Его отец, Франциск Меццофанти, был очень скромного происхождения, по профессии был плотником и почти не имел образования. Описывали его как человека небольшой проницательности и ума. Его помнят как искусного механика, пользующегося всеобщим уважением за свою честность, набожность и благородные принципы. О его матери Джезуальде Далл’Ольмо информация отсутствует, заявлено лишь более высокое происхождение. У нее была сестра по имени Тереза ​​и несколько братьев, умерших еще детьми.

Согласно одному из рассказов, в свои первые годы он был совершенно заброшен, и его, еще совсем ребенком, отдали в мастерскую отца, дабы он научился ремеслу плотника. Как это обычно бывает в итальянских городах, Меццофанти-старший по большей части занимался своим ремеслом на улице, и случилось так, что скамейка, за которой обычно работал мальчик, находилась прямо напротив окон школы, принадлежавшей старому священнику, который обучал нескольких учеников латыни и греческому языку. Совершенно незнакомый не только с греческим алфавитом, но даже с алфавитом родного языка, юный Меццофанти, подслушивая уроки, которые преподавали в школе, схватывал каждое греческое и латинское слово, которое объяснялось в нескольких классах, ни разу не видев греческую или латинскую книгу! По какому-то счастливому случаю этот факт стал известен священнику, юноша отошел от механического ремесла, которое ему предназначил отец, и стал заниматься более близким по духу занятием литературой.

Его родители с самого начала уделяли время его воспитанию и цеплялись за любую возможность дать образование своему сыну, несмотря на стесненные обстоятельства.
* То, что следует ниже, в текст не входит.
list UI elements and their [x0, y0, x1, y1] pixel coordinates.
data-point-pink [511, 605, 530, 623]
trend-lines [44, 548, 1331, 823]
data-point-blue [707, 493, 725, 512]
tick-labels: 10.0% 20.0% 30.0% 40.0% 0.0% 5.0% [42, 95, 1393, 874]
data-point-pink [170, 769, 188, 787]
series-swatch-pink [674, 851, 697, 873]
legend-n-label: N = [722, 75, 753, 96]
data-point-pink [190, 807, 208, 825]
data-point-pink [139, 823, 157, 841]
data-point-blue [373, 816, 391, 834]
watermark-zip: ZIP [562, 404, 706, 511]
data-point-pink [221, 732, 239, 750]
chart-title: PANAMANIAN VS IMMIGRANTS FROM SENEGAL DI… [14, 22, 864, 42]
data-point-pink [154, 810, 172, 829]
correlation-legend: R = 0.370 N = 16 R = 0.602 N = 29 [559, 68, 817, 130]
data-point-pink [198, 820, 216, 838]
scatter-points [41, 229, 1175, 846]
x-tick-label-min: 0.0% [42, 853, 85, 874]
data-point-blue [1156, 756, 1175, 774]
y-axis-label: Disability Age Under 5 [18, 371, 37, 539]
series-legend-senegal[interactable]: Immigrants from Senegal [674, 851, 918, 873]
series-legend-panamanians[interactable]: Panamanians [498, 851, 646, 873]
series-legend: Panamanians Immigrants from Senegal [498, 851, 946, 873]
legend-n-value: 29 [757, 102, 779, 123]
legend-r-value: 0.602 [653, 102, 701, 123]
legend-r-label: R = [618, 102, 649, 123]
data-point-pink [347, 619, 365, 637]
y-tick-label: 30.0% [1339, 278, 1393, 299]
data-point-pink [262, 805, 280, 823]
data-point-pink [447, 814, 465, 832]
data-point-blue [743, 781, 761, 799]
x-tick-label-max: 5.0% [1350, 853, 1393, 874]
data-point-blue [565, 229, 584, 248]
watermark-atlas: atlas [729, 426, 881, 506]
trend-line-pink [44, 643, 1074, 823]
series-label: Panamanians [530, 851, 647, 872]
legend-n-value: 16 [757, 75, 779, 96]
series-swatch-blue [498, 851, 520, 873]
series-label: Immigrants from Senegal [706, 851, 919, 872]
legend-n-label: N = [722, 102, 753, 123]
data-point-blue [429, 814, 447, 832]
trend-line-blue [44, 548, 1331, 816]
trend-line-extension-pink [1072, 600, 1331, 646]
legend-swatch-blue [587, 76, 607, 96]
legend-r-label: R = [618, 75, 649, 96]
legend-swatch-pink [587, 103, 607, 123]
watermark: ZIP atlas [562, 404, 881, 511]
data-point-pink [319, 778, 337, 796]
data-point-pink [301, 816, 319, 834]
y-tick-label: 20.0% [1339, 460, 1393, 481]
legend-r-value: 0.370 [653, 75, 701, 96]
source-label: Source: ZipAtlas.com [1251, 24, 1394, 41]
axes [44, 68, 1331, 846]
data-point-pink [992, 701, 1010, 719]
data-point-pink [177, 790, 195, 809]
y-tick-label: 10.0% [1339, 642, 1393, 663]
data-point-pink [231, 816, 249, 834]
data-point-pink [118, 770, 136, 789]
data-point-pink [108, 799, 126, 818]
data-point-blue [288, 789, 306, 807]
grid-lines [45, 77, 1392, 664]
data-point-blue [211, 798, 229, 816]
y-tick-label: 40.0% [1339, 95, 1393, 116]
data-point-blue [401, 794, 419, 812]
Образование Меццофанти началось в необычайно ранний период как для обычного ребенка. Согласно сообщению, полученному от некоего кавалера Минарелли, знавшего его, он был еще совсем ребенком, не достигшим и трех лет, когда его отправили в дамскую школу, по-видимому, больше для безопасности, нежели для фактического обучения. Однако хозяйка вскоре обнаружила, что ребенок, хоть и не входит в число старших классов, без труда усваивал все, что им преподавали, и мог быстро и точно повторять задания, которые она диктовала. Несмотря на то, что он был ребенком, он был принят в обычные классы и быстро изучил различные начальные предметы, которые могла предоставить скромная школа.

Совсем скоро он был переведен в более продвинутую, но все же начальную школу Абате Филиппо Чикотти, в которой он изучал грамматику, географию, письмо, арифметику, алгебру и элементы латыни. Через некоторое время впечатленный способностями юного ученика, превосходный священник, руководивший этой школой, искренне посоветовал родителям перевести его в другое заведение и позволить ему безудержно посвятить себя высшим учениям, к которым он уже был вполне готов.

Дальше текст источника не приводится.